The Japanese 'Tea House' located at the property Marina, Mornington, is an example of a prefabricated vernacular building type commonly produced in Japan during the late nineteenth and early twentieth centuries. These simple structures were often used as additions to houses, or as a stand-alone retreat or study in gardens. As such, they do not conform to the genre of Japanese Tea House architecture, which applies to buildings specifically designed for practising the tea ceremony - a formal cultural ritual in Japan. The misnomer was probably attached since this particular structure was originally imported for use as an architectural folly within a private garden, reflecting the romanticised concept of Japanese culture in the West at the time.
The Japanese Tea House was acquired by Joseph Harris (1833 - 1925), a prominent nurseryman and public figure. Harris was a commissioner of the 1888 Melbourne Centennial International Exhibition, and while it has been suggested that the Tea House might have been part of the Japanese exhibit, no documentary evidence has been found to support this.
The Tea House was most likely to have been imported from Japan between 1876, when the Marina was originally constructed as a holiday residence for Harris and his family, and 1920, when descendents can recall that the Tea House existed on the property. The original house, Marina, was destroyed by fire in 1915 and an Arts and Crafts style house was built as a replacement in the same year.

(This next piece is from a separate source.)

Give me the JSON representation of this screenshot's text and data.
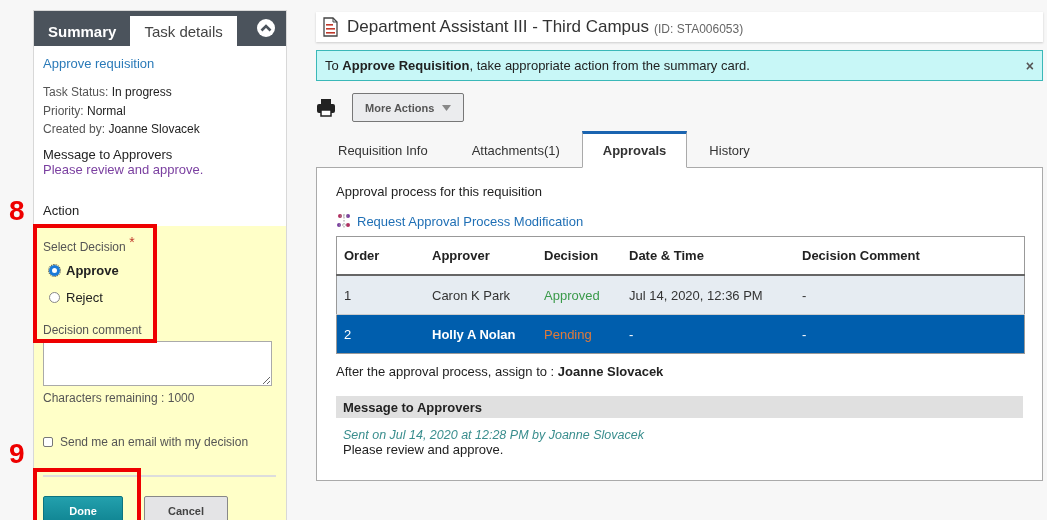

The tea house was an architectural feature within the extensive garden that Harris had established on the property, reflecting the interest in Japanese culture in the West at the time, which was popularised by the introduction of Gilbert and Sullivan's opera The Mikado in 1885. In 1910 the Japanese Exhibition was held in London, influencing garden design in England. Such Japanese influences in Melbourne at the turn of the nineteenth century were further reflected in the installation of a 'Japanese garden' within the Treasury Gardens by William Guilfoyle in 1902.
The Tea House is a small gable-roofed structure typical of late-nineteenth century domestic Japanese construction. The walls are clad in horizontally lapped timber boards with vertical straps, and the roof is clad in timber shingles. Standardized features include sliding latticed window screens and shoji doors, and projecting bays supported on curved brackets. The projecting bays at the gable end of the structure feature their own timber-clad roof. Such Japanese timber buildings were typically unpainted, but the exterior of the Tea House had been painted at a later date.
Internally, the open plan of the structure generally conforms to a four-tatami modular dimension. The floor and walls are lined in unpainted timber, and the exposed roof structure consists of three main roof beams supported on struts, with rafters and battens above. There are traces of Japanese script written on the timber panels at one of the gable ends. While the words have not been fully translated, they appear to indicate a date and perhaps the positioning of the member. No other recognisable markings were found on the structure, but the remnant Japanese script was presumably associated with a system of labelling to facilitate the assembly of such prefabricated structures.
The original fabric of the Tea House is generally intact, although some typical Japanese finishes such as rice paper on the lattice screens and tatami mat flooring, which may have been part of the original structure, were likely to have been removed at some stage.
How is it significant?
The Japanese Tea House is of historical and architectural significance to the State of Victoria.
Why is it significant?
The Japanese Tea House is historically significant as a rare surviving example of a once common Japanese prefabricated building type, and the only known example in Victoria of this type of structure in a garden setting. While such buildings were once widely produced for the Japanese market, they were not so commonly exported overseas. The importation and unusual adaptation of this prefabricated structure for use as a garden Tea House reflected the popular interest in Japanese culture from the mid-nineteenth to early twentieth century. Sentiments towards Japanese culture changed in the years after the Second World War, consequently any substantial examples of nineteenth century Japanese cultural artefacts rarely remain in Australia.
The Japanese Tea House is architecturally significant as an example of typical nineteenth century Japanese domestic architecture. Though once common, these modest, prefabricated domestic structures are now rare in Japan, and it is remarkable that one such structure remains in Victoria within a unique context.